Clients frequently ask what’s involved in searching offshore for hidden assets. More often than not, the answer is, “it takes time and a lot more money than it’s probably worth, unless you’re looking for millions of dollars.”
While not every divorce case involves millions of dollars in an offshore bank account, even an onshore search follows the same principles: look not just for money in the name of the person but in the name of secret companies that person created.
Unless there is hard evidence that a person has hidden assets offshore, we like to start onshore for a few simple reasons:
- It’s a lot cheaper, and if you find a good haul of assets you may find your way to a reasonable settlement. The extra money offshore could still be there, but it may not make financial sense to go after it because of the fees and the length of time it could take to litigate in Caribbean and other tax havens.
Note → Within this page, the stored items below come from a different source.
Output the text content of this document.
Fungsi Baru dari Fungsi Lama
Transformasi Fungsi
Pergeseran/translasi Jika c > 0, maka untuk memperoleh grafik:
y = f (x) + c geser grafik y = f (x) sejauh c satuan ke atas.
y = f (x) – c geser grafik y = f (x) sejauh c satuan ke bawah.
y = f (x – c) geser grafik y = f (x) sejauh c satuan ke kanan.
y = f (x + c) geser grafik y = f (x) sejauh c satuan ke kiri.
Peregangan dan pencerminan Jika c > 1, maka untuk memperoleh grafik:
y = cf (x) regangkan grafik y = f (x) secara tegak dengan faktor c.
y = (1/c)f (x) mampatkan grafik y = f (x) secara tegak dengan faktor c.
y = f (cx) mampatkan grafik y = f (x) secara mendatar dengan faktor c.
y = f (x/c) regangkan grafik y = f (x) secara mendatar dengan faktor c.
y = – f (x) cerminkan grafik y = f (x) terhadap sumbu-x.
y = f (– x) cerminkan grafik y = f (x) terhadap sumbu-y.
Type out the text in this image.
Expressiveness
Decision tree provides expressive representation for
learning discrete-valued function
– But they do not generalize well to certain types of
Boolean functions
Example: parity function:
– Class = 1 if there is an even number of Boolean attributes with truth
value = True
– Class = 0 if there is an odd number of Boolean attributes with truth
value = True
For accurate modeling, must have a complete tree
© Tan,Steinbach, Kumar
- It’s easier to find onshore side companies because of the much larger store of public information in the U.S. compared with most overseas jurisdictions.
- The onshore records may provide good leads to the offshore companies. You may find a property deed notarized in the Cayman Islands or Isle of Man, for example. If you get the tax returns in discovery to a new onshore company, you could see payments from an offshore company that could end up being the subject’s secret company.
If you have reason to suspect that your ex may have offshore accounts or secret onshore accounts, it’s best to discuss your options with an attorney.